Artsy types around the country will be worried about that the iconic neighborhood where Jackson Pollack, Mark Rothko, and Andy Warhol once worked will be replaced by towers of curving glass and concrete.

But as NYU Local editor Zoë Schlanger explains, it isn’t just society’s discontents who are opposed:

Most striking, perhaps, are the resolutions passed by the Economics Department (29 in favor, none opposed, one abstention) and the Stern School of Business (52 to 3). Not bastions of leftist historic preservationism or NIMBYism of any kind, the argument from these departments is about the numbers-and the risk.

The professors apparently doubt the school’s ability to pay for the expansion, worried that the school may have to raise tuition and expand the student body.

Spokesman Philip Lentz stressed to me that the expansion is planned in historically industrial blocks the school already owns. “We’ve always said we’ll only build what we can afford,” he said.

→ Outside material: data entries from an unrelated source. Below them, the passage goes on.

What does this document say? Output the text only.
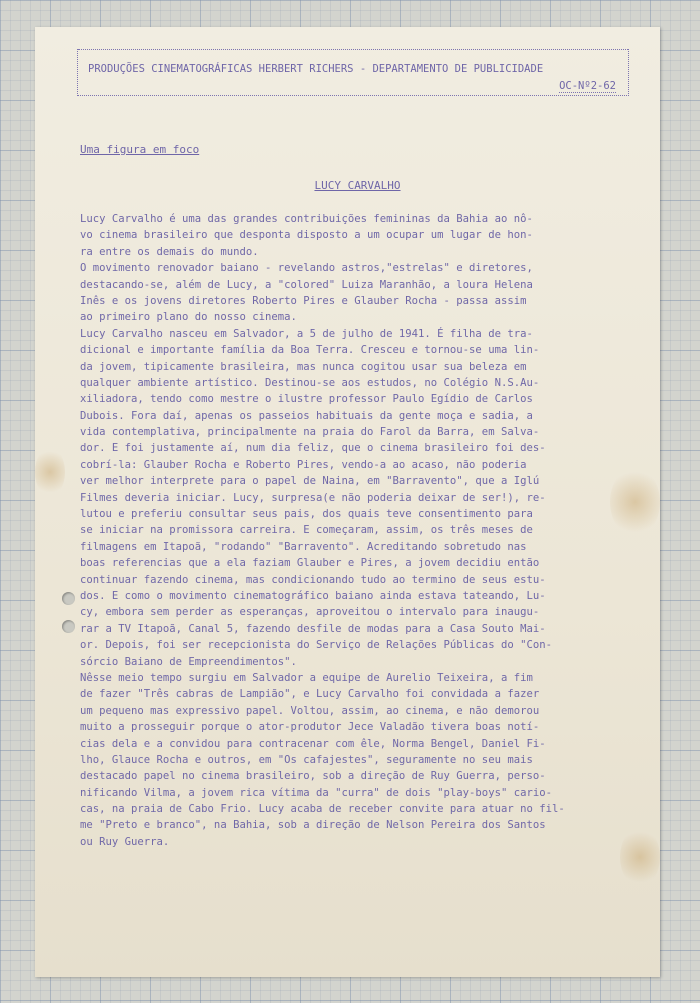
PRODUÇÕES CINEMATOGRÁFICAS HERBERT RICHERS - DEPARTAMENTO DE PUBLICIDADE
OC-Nº2-62
Uma figura em foco
LUCY CARVALHO
Lucy Carvalho é uma das grandes contribuições femininas da Bahia ao nô-
vo cinema brasileiro que desponta disposto a um ocupar um lugar de hon-
ra entre os demais do mundo.
O movimento renovador baiano - revelando astros,"estrelas" e diretores,
destacando-se, além de Lucy, a "colored" Luiza Maranhão, a loura Helena
Inês e os jovens diretores Roberto Pires e Glauber Rocha - passa assim
ao primeiro plano do nosso cinema.
Lucy Carvalho nasceu em Salvador, a 5 de julho de 1941. É filha de tra-
dicional e importante família da Boa Terra. Cresceu e tornou-se uma lin-
da jovem, tipicamente brasileira, mas nunca cogitou usar sua beleza em
qualquer ambiente artístico. Destinou-se aos estudos, no Colégio N.S.Au-
xiliadora, tendo como mestre o ilustre professor Paulo Egídio de Carlos
Dubois. Fora daí, apenas os passeios habituais da gente moça e sadia, a
vida contemplativa, principalmente na praia do Farol da Barra, em Salva-
dor. E foi justamente aí, num dia feliz, que o cinema brasileiro foi des-
cobrí-la: Glauber Rocha e Roberto Pires, vendo-a ao acaso, não poderia
ver melhor interprete para o papel de Naina, em "Barravento", que a Iglú
Filmes deveria iniciar. Lucy, surpresa(e não poderia deixar de ser!), re-
lutou e preferiu consultar seus pais, dos quais teve consentimento para
se iniciar na promissora carreira. E começaram, assim, os três meses de
filmagens em Itapoã, "rodando" "Barravento". Acreditando sobretudo nas
boas referencias que a ela faziam Glauber e Pires, a jovem decidiu então
continuar fazendo cinema, mas condicionando tudo ao termino de seus estu-
dos. E como o movimento cinematográfico baiano ainda estava tateando, Lu-
cy, embora sem perder as esperanças, aproveitou o intervalo para inaugu-
rar a TV Itapoã, Canal 5, fazendo desfile de modas para a Casa Souto Mai-
or. Depois, foi ser recepcionista do Serviço de Relações Públicas do "Con-
sórcio Baiano de Empreendimentos".
Nêsse meio tempo surgiu em Salvador a equipe de Aurelio Teixeira, a fim
de fazer "Três cabras de Lampião", e Lucy Carvalho foi convidada a fazer
um pequeno mas expressivo papel. Voltou, assim, ao cinema, e não demorou
muito a prosseguir porque o ator-produtor Jece Valadão tivera boas notí-
cias dela e a convidou para contracenar com êle, Norma Bengel, Daniel Fi-
lho, Glauce Rocha e outros, em "Os cafajestes", seguramente no seu mais
destacado papel no cinema brasileiro, sob a direção de Ruy Guerra, perso-
nificando Vilma, a jovem rica vítima da "curra" de dois "play-boys" cario-
cas, na praia de Cabo Frio. Lucy acaba de receber convite para atuar no fil-
me "Preto e branco", na Bahia, sob a direção de Nelson Pereira dos Santos
ou Ruy Guerra.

It’s possible, however, that the school’s administrators understand something about higher education that the economics faculty don’t: that college rankings depend disproportionately on expensive facilities. As my colleague Daniel Luzer has written, George Washington University launched a massive, costly building campaign two decades ago with the goal of a top-tier ranking from U.S. News and World Report.

The strategy worked: U.S. News now ranks the school 51st in the country. Meanwhile, tuition has increased from $14,000 a year in 1988 to almost $44,000, not including room and board.

No doubt the administration of NYU President John Sexton has thought carefully about its expansion plans. New York University is ranked 31st, and the school’s leadership may feel that to maintain that rank, it needs to build.

“The university needs more space,” Lentz said. “We are very cramped here.”

What’s less clear is whether the expansion has been planned with the best interest of the school’s students in mind—and faculty and students are skeptical.